ASTANA – Specialists from the United States invited to Kazakhstan to reconstruct the crime scene in the Tokmadi case recently concluded that the gun in question could not shoot by itself. They insist it was a deliberate murder.
The Zhambyl regional specialised criminal court continues hearings on the case of Muratkhan Tokmadi, who is accused of murdering banker Yerzhan Tatishev during a hunt in 2004. The court interrogated Feb. 27 American experts invited by the legal team of the Tatishev family, Patrick M. Murphy and Michael S. Perkins, who have more than 20 years of experience in forensics, and Iris Dalley Graff, who specialises in bloodstain pattern analysis and shooting incident reconstruction.
The judge determined that foreign experts would be interrogated as experts, not witnesses, since they were not eyewitnesses or participants of the crime. Murphy stressed that a forensic expert group consisting of several people was invited to investigate the case. He stated that the weapon was aimed at the victim, and the shot could have happened only if someone pulled the trigger.
“I was asked to consider all the testimonies in this case and find out why and how the death occurred. I organised a forensic expert group. A doctor, a crime expert and a bloodstain expert made a crime reconstruction based on bloodstains. We came to Kazakhstan and started working with the local police, collected all the documents on this case – videos, written evidence, witness testimonies and weapons examinations. The cause of death is an injury in the head. The manner of the crime is murder,” said Murphy.
According to the expert, taking into account the position of the victim, the trajectory of the bullet, the size of the vehicle, the location of bloodstains, his group created a computer model of the crime. When asked whether the gun could shoot by itself, the expert answered unequivocally.

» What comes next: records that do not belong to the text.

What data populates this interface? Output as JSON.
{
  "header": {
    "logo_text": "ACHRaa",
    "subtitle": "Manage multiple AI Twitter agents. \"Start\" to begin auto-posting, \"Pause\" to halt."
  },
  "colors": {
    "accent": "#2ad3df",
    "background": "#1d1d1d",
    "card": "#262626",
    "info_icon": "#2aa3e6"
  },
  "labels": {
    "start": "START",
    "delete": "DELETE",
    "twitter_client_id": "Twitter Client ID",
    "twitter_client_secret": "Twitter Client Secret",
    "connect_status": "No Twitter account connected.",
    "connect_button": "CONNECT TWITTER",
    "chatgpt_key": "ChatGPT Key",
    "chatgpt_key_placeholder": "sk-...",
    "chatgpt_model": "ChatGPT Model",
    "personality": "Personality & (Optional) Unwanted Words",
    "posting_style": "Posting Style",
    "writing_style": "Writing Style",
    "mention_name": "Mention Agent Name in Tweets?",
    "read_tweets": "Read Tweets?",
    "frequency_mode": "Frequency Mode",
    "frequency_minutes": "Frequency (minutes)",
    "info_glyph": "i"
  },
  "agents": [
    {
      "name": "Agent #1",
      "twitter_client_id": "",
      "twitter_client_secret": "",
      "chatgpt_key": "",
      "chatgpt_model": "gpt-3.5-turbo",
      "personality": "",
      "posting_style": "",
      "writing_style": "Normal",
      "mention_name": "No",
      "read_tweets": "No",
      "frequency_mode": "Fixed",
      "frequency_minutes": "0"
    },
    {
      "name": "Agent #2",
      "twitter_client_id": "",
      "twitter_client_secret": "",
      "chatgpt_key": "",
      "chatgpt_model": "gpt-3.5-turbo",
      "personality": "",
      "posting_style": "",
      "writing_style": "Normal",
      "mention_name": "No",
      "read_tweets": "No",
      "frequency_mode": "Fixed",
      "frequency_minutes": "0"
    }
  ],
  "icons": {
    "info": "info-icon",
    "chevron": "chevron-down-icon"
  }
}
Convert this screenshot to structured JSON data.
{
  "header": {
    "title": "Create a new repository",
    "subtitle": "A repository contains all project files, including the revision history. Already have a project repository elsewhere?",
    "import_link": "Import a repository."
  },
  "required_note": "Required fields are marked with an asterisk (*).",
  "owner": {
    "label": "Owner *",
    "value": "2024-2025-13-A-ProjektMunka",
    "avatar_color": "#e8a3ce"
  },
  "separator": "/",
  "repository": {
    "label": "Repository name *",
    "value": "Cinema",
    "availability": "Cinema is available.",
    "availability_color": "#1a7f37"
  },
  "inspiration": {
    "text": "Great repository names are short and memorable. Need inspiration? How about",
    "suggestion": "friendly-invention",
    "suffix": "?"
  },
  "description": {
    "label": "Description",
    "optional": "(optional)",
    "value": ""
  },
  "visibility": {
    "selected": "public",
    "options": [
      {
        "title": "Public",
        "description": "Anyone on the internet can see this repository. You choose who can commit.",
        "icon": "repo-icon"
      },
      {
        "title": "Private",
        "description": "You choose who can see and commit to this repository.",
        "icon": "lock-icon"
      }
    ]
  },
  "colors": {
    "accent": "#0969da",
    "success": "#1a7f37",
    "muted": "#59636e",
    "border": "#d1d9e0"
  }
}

“The weapon used here was very expensive; it would have never shot by itself. We interviewed the person who cleaned the weapon and he said it was in perfect condition. After the death, the gun was checked by the police, and there was no evidence that it could shoot accidentally, and the Kazakh doctor also gave an expert opinion that it could not shoot by itself,” the American expert said.
Murphy also ruled out one of the versions of the family of the deceased banker. He stated that the shot could not have been made by a person sitting in the front seat, Tatishev’s bodyguard Sergey Kozlikin.
“No, there is no way he could have done it. We looked at all the trajectories and made a computer simulation, the bullet flew from the back seat, a little from below. A person sitting next to the victim couldn’t have done this,” the expert added.
Tokmadi pleaded guilty Feb. 16 to murdering then Chairman of the Board of the BTA Bank Yerzhan Tatishev during a winter hunting trip in December 2004. The case into Tatishev’s death was reopened after Tokmadi’s confession to shooting Tatishev on orders from Mukhtar Ablyazov in a KTK TV channel documentary in October 2017.
Ablyazov is a fugitive banker who is wanted in Russia and Ukraine and is convicted in absentia in London for the contempt of court with a sentence of 22 months and in Kazakhstan to 20 years in prison for allegedly embezzling 7.5 billion dollars from BTA bank.